Where food and shelter are available in one place, no major daily movement of hares occurs. When food and shelter areas are separated, morning and evening movements may be observed. Daily movements of 1 to 2 miles (1.6 to 3.2 km) each way are fairly common. In dry seasons, 10-mile (16-km) round trips from desert to alfalfa fields have been reported.
Cottontails do not dig burrows, but rather use natural cavities or burrows excavated by other animals. Dens that are underground are used primarily in extremely cold or wet weather, or to escape from predators. Piles of brush and other cover often are used as alternatives to burrows. In spring and fall, rabbits use a shelter made from grass or weeds, which is called a “form.” The form is a cavity on the surface of the ground, usually made in dense cover. It gives rabbits some protection from weather but is largely used for concealment. In summer, lush green growth provides both food and shelter, leaving little need for a form. Rabbits give birth in a shallow nest depression in the ground.

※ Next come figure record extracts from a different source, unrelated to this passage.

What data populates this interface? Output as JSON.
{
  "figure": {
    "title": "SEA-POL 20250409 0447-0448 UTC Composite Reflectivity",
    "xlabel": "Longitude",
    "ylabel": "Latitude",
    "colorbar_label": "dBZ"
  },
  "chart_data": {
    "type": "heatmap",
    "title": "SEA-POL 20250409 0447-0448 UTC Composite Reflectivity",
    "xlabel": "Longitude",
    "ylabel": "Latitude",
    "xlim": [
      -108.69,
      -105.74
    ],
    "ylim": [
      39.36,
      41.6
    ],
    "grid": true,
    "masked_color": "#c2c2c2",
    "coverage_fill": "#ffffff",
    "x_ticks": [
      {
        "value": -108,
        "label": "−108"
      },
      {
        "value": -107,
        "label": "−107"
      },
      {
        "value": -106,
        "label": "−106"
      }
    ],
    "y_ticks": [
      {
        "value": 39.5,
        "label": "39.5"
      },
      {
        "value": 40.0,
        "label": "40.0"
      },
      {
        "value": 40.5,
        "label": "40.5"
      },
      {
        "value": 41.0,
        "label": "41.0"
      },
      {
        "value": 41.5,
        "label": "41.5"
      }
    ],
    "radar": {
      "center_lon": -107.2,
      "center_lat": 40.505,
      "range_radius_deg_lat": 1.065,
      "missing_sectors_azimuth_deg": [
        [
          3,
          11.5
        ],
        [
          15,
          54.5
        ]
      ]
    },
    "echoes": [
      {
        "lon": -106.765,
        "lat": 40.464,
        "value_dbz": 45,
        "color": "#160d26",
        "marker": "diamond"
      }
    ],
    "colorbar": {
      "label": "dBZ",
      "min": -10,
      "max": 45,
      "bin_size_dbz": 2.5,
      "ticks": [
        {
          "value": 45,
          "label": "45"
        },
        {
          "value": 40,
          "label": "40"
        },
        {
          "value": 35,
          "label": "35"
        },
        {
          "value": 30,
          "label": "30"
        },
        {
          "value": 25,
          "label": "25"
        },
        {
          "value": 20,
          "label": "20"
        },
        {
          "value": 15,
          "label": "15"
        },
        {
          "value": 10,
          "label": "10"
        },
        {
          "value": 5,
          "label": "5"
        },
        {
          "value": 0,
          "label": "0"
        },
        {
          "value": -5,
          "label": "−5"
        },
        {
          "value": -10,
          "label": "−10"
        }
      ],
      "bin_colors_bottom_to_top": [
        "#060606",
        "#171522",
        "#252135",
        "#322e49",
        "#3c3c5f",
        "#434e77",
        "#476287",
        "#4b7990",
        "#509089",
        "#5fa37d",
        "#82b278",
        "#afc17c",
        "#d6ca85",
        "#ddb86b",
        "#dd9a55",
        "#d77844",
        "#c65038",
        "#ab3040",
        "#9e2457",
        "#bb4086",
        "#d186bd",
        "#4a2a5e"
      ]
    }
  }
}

Cottontails are not distributed evenly across a landscape. They tend to concentrate in favorable habitats such as brushy fence rows, edges of fields, gullies filled with debris, piles of brush, and backyards with extensive landscaping. They rarely are found in dense
forests or open grasslands. Fallow crop fields may provide suitable habitat. Cottontails generally spend their entire lives in an area of 10 acres or less, but they may move a mile or so from summer to winter range, or to a new food supply. Lack of food or cover usually motivates a rabbit to move to another area. In suburban areas, rabbits are numerous and mobile enough to fill any open habitat that is created when other rabbits are removed. Density of populations varies with habitat quality, but 1 rabbit per acre is a reasonable average.

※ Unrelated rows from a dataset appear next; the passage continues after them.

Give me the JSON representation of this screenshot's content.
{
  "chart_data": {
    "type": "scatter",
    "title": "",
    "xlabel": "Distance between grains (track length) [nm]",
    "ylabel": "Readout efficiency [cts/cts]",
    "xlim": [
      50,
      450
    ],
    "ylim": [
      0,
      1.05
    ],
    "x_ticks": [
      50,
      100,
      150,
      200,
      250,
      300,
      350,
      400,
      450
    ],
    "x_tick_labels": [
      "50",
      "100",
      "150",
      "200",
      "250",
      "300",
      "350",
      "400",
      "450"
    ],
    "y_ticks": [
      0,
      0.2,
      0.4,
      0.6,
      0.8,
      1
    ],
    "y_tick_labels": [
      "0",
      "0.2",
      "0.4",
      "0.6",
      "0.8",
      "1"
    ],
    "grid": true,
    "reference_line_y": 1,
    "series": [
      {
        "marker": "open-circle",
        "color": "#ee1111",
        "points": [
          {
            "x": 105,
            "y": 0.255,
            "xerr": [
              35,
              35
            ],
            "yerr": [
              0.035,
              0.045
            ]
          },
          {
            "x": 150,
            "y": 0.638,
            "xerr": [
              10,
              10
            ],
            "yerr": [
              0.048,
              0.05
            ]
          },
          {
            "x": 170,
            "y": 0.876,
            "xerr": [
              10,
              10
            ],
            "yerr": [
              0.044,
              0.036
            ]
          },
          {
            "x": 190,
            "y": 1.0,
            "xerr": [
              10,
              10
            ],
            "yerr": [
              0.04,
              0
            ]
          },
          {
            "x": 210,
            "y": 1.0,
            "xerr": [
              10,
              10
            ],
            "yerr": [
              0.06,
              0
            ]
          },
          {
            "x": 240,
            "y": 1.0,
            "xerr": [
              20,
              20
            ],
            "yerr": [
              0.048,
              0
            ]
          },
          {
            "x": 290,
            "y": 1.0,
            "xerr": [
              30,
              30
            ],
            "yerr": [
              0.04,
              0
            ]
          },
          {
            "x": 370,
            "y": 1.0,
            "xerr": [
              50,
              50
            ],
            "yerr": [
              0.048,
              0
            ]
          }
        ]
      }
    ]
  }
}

Rabbits eat flowers (e.g., tulips) and vegetables (e.g., peas, beans, and beets) in spring and summer. In fall and winter, they damage and kill valuable woody trees and shrubs by clipping and gnawing the bark (Figure 7), particularly when snowfall is heavy. Crops, such as corn, squash, cucumbers, tomatoes, potatoes, and some peppers, seem to be immune from damage by rabbits. Preferences for types of food vary considerably by region and season. In general, cottontails seem to prefer plants in the rose family. Apple trees, black and red raspberries, and blackberries are the most frequently damaged food-producing woody plants, although cherry, plum, and nut trees also may be damaged.